According to Wikipedia, moral injury is “an injury to an individual’s moral conscience and values resulting from an act of perceived moral transgression on the part of themselves or others.” For instance, in the military a soldier might witness another soldier kill a citizen in a fit of frustration and anger. He may or may not have been able to stop the atrocity, but regardless, he carries away a moral injury. So it is with all of us.
Moral injury is traumatic, and just as trauma leaves a wake of more trauma behind it among family and community, so too does moral injury. And, like trauma, moral injury can be carried, epigenetically, from one generation to the next. Secondary trauma, too, leads to maladaptive “escapes” like addiction. Likewise, the awareness that we inherit a moral injury often gives rise to resentment.
White privilege, for instance, has left a wake of moral injury that encourages addictive behaviors and resentment. The morally injured reactively deny responsibility and blame others, and thereby justify anger instead. That is why so many privileged whites feel anger when asked to apologize for atrocities committed by other whites in other generations.

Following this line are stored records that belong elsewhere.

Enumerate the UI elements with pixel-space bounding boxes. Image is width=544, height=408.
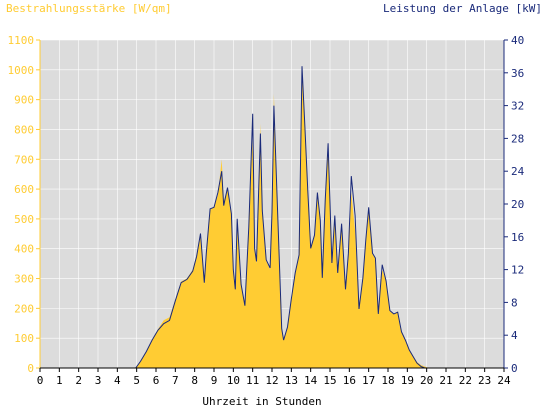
x-tick-label: 19: [401, 374, 414, 387]
right-tick-label: 12: [511, 264, 524, 277]
left-tick-label: 200: [14, 302, 34, 315]
left-tick-labels: 0 100 200 300 400 500 600 700 800 900 1000 1100: [8, 34, 40, 375]
left-tick-label: 700: [14, 153, 34, 166]
left-axis-title: Bestrahlungsstärke [W/qm]: [6, 2, 172, 15]
left-tick-label: 0: [27, 362, 34, 375]
right-tick-label: 0: [511, 362, 518, 375]
x-tick-label: 16: [343, 374, 356, 387]
x-tick-label: 24: [497, 374, 511, 387]
x-tick-label: 11: [246, 374, 259, 387]
x-tick-label: 13: [285, 374, 298, 387]
left-tick-label: 1000: [8, 64, 35, 77]
right-tick-label: 40: [511, 34, 524, 47]
left-tick-label: 400: [14, 243, 34, 256]
right-axis-title: Leistung der Anlage [kW]: [383, 2, 542, 15]
right-tick-labels: 0 4 8 12 16 20 24 28 32 36 40: [504, 34, 525, 375]
right-tick-label: 4: [511, 329, 518, 342]
left-tick-label: 100: [14, 332, 34, 345]
x-tick-label: 7: [172, 374, 179, 387]
power-line: [40, 66, 504, 369]
x-tick-label: 17: [362, 374, 375, 387]
x-tick-label: 10: [227, 374, 240, 387]
right-tick-label: 16: [511, 231, 524, 244]
x-tick-labels: 0 1 2 3 4 5 6 7 8 9 10 11 12 13 14 15 16 17 18 19 20 21 22 23 24: [37, 368, 511, 387]
x-tick-label: 3: [95, 374, 102, 387]
right-tick-label: 32: [511, 100, 524, 113]
x-tick-label: 6: [153, 374, 160, 387]
right-tick-label: 8: [511, 296, 518, 309]
left-tick-label: 300: [14, 273, 34, 286]
right-tick-label: 28: [511, 132, 524, 145]
x-tick-label: 12: [265, 374, 278, 387]
x-tick-label: 9: [211, 374, 218, 387]
right-tick-label: 24: [511, 165, 525, 178]
x-tick-label: 15: [323, 374, 336, 387]
x-tick-label: 2: [75, 374, 82, 387]
x-tick-label: 5: [133, 374, 140, 387]
x-tick-label: 0: [37, 374, 44, 387]
right-tick-label: 20: [511, 198, 524, 211]
x-tick-label: 18: [381, 374, 394, 387]
x-tick-label: 8: [191, 374, 198, 387]
left-tick-label: 600: [14, 183, 34, 196]
x-tick-label: 20: [420, 374, 433, 387]
left-tick-label: 900: [14, 94, 34, 107]
x-tick-label: 4: [114, 374, 121, 387]
right-tick-label: 36: [511, 67, 524, 80]
left-tick-label: 800: [14, 123, 34, 136]
left-tick-label: 500: [14, 213, 34, 226]
x-tick-label: 21: [439, 374, 452, 387]
x-tick-label: 22: [459, 374, 472, 387]
x-tick-label: 23: [478, 374, 491, 387]
left-tick-label: 1100: [8, 34, 35, 47]
x-tick-label: 14: [304, 374, 318, 387]
x-tick-label: 1: [56, 374, 63, 387]
x-axis-title: Uhrzeit in Stunden: [202, 395, 321, 408]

The economic, political and social systems in which we live, unfortunately, both cause trauma and enable us to avoid healing. The economics of “more is better” enables most of us to indulge in all manner of Big Dopamine distractions to escape the trauma of moral injury we have inherited.
In America the values set forth in our founding documents (freedom, equality, justice) are encoded in legal decisions. Our government, for all its faults, does try to set an example for American greatness when it protects the right of citizens to express their unique differences in nonviolent ways.
Of course, if we were not so full of anger, if we could heal the moral injury we carry, we might exorcise a great deal of the trauma that we have both experienced personally and inherited epigenetically.
We must learn to turn our sense of moral injury into moral agency. Like forgiveness, if we can’t accept the truth of what has happened we remain slaves to it. Once we can forgive we are free to move toward the values pointed at by the founding documents.
The entire experiment of freedom proves that freedom of speech, diversity, inclusion, though perhaps offensive to some, is not ruinous to the nation. In fact, diversity is good for the economy because it offers new “groups” for marketers to aim at.
Finally, all of us, as human beings, bear responsibility for the devastation we have caused to all the other beings on our planet.